Does anybody pay a pro to dial their system in?

Bought a new system here and I’m shooting in the dark for what to expect. It sounds underwhelming to me and I feel I need a second pair of ears. My new system comprises of:

Benchmark AHB2

Benxhmark DAC3 

Totem1 bookshelf speakers

i know the system is not the problem, it’s me. All just muddy. Small room 12x8. I’ve added carpet and thick curtains on all three walls (behind speakers and both sides. On the sides I have two sets of curtains so I can open them in the middle so I don’t deaden the room too much. All in all I’m not thrilled at all at what I hear.

Over the last year Ive been listening day and night to a great “lively and exciting” set of headphones (Fostex TH900) which I love and maybe this has set a bar on what I’m looking for in a room system. I understand that a system and phones are two different experiences but for now the system doesn’t hold a candle to what the headphones are giving me.

I’m  wondering if hiring a professional to dial my system in would be a good idea as I really don’t know what to expect from the system and my small room.


Your Benchmark DAC is hardly larger than the a typical remote. What this means is that it relies on op-amps rather than a robust conventional output stage. Not to once again declare that the emperor has no clothes but every time I see a Benchmark DAC in a major magazine get rave measurements assessments I cringe-the measurements of digital components including DAC's completely fail to address the sonic differences between components with robust analogue output stages and those that do not. There is more to it than that-the input stages, circuit design, isolation and grounding but the largest contributor to a great sounding DAC is the all-important output stage. 

Let me give you an easy example-old fashioned cd players. Those that sound best but don't necessarily measure best are often designed by conventional amp builders-the likes of Bryston and years ago, Classe. The reason is that with their amp building background they pay attention and devote resources to the output stage. 

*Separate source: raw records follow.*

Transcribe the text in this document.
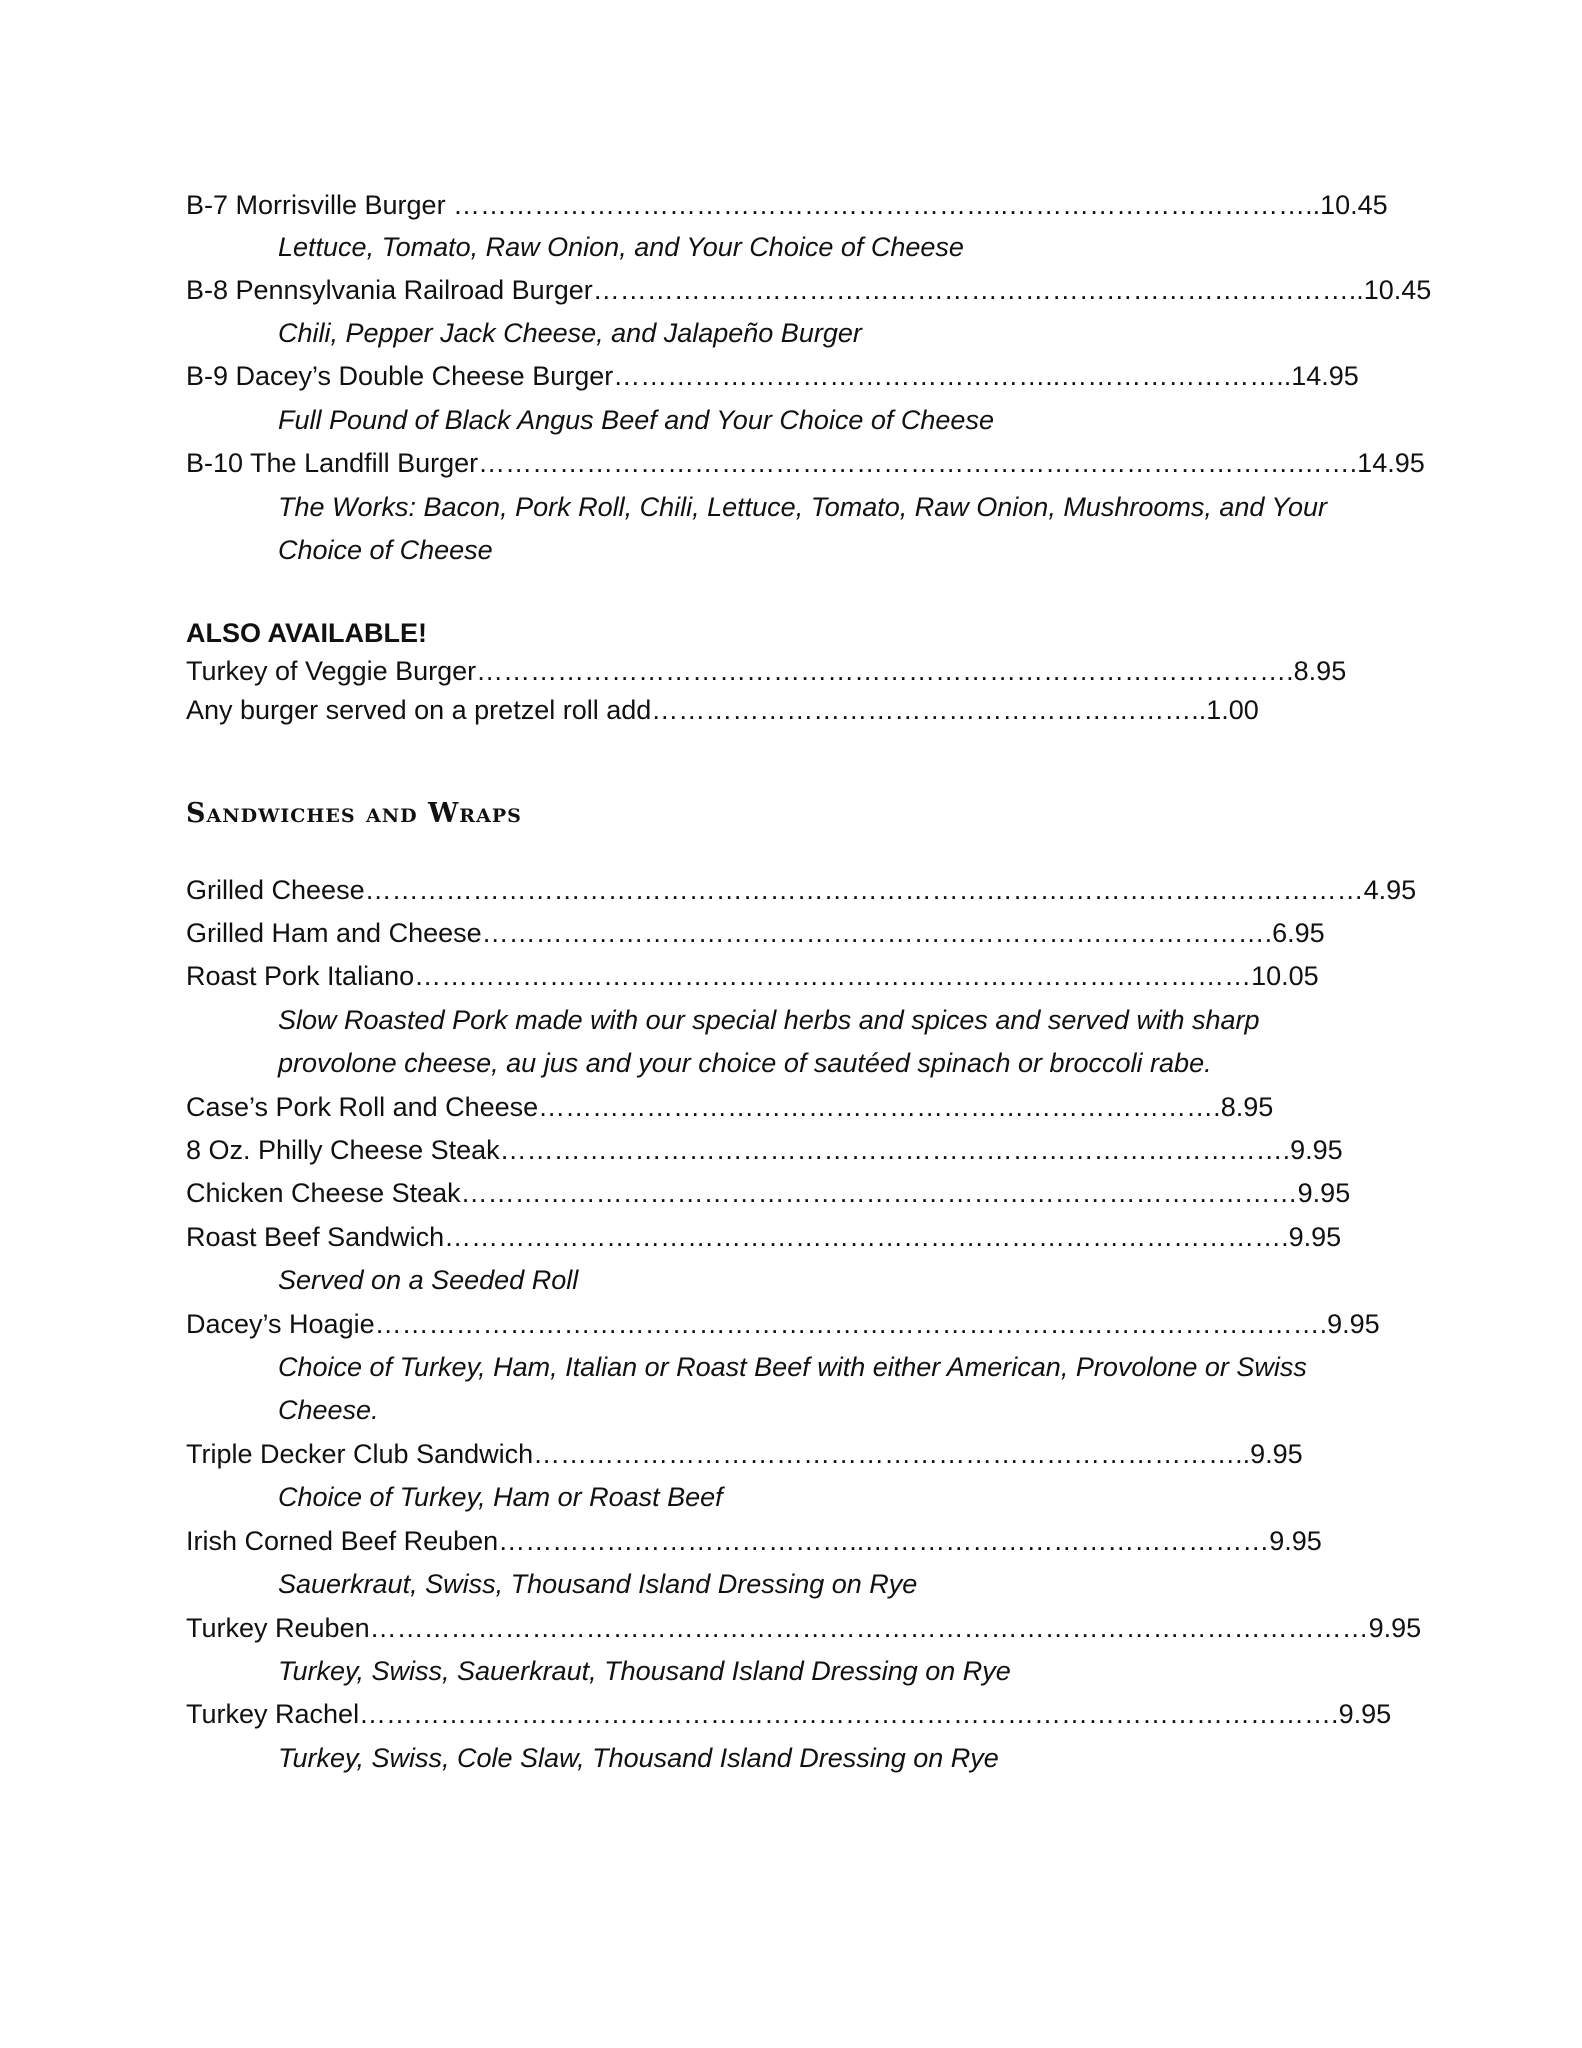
B-7 Morrisville Burger ……………………………………………………..……………………………..10.45
Lettuce, Tomato, Raw Onion, and Your Choice of Cheese
B-8 Pennsylvania Railroad Burger…………………………………………………………………………..10.45
Chili, Pepper Jack Cheese, and Jalapeño Burger
B-9 Dacey’s Double Cheese Burger…………………………………………..……………………..14.95
Full Pound of Black Angus Beef and Your Choice of Cheese
B-10 The Landfill Burger……………………………………………………………………………….…….14.95
The Works: Bacon, Pork Roll, Chili, Lettuce, Tomato, Raw Onion, Mushrooms, and Your
Choice of Cheese
ALSO AVAILABLE!
Turkey of Veggie Burger……………………………………………………………………………….8.95
Any burger served on a pretzel roll add……………………………………………………..1.00
Sandwiches and Wraps
Grilled Cheese…………………………………………………………………………………………………4.95
Grilled Ham and Cheese…………………………………………………………………………….6.95
Roast Pork Italiano…………………………………………………………………………………10.05
Slow Roasted Pork made with our special herbs and spices and served with sharp
provolone cheese, au jus and your choice of sautéed spinach or broccoli rabe.
Case’s Pork Roll and Cheese………………………………………………………………….8.95
8 Oz. Philly Cheese Steak…………………………………………………………………………….9.95
Chicken Cheese Steak…………………………………………………………………………………9.95
Roast Beef Sandwich………………………………………………………………………………….9.95
Served on a Seeded Roll
Dacey’s Hoagie…………………………………………………………………………………………….9.95
Choice of Turkey, Ham, Italian or Roast Beef with either American, Provolone or Swiss
Cheese.
Triple Decker Club Sandwich……………………………………………………………………..9.95
Choice of Turkey, Ham or Roast Beef
Irish Corned Beef Reuben…………………………………..………………………………………9.95
Sauerkraut, Swiss, Thousand Island Dressing on Rye
Turkey Reuben…………………………………………………………………………………………………9.95
Turkey, Swiss, Sauerkraut, Thousand Island Dressing on Rye
Turkey Rachel……………………………………………………………………………………………….9.95
Turkey, Swiss, Cole Slaw, Thousand Island Dressing on Rye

One other quick point: how broken-in are your components, TT, and specifically the speakers? As an audio mentor of mine often said, you gotta put current through everything, at least a couple-hundred hours, before you start to hear what they really can do. I'm thinking especially of your relatively new speakers. 'Just thought I'd ask.

Hey guys, so many great responses, same in two other posts I can’t keep up…..I’m flying today on a thirty hour trip with stop-overs so can’t respond but I will in the coming week, just wanted to let you guys know I’m. not ignoring all your great input.

Thanks again for all your effort!!

Sorry if this has been asked, but what is your source?  Any chance the signal in is the reason?  That amp and dac are solid.  

Yes and it’s the best decision that I’ve made in this hobby. I’m a music lover first and and audiophile second. Bringing in a pro doesn’t limit your opportunity to play around, change or tweak things. But they bring expertise, tools and experience that I couldn’t match. 

To that end, I worked with J. R. Bosclair of Wally Tools on turntable set up, room analysis and improvements including a distributed bass array. There is no way I could have ever gotten where I am now on my own. Not even close.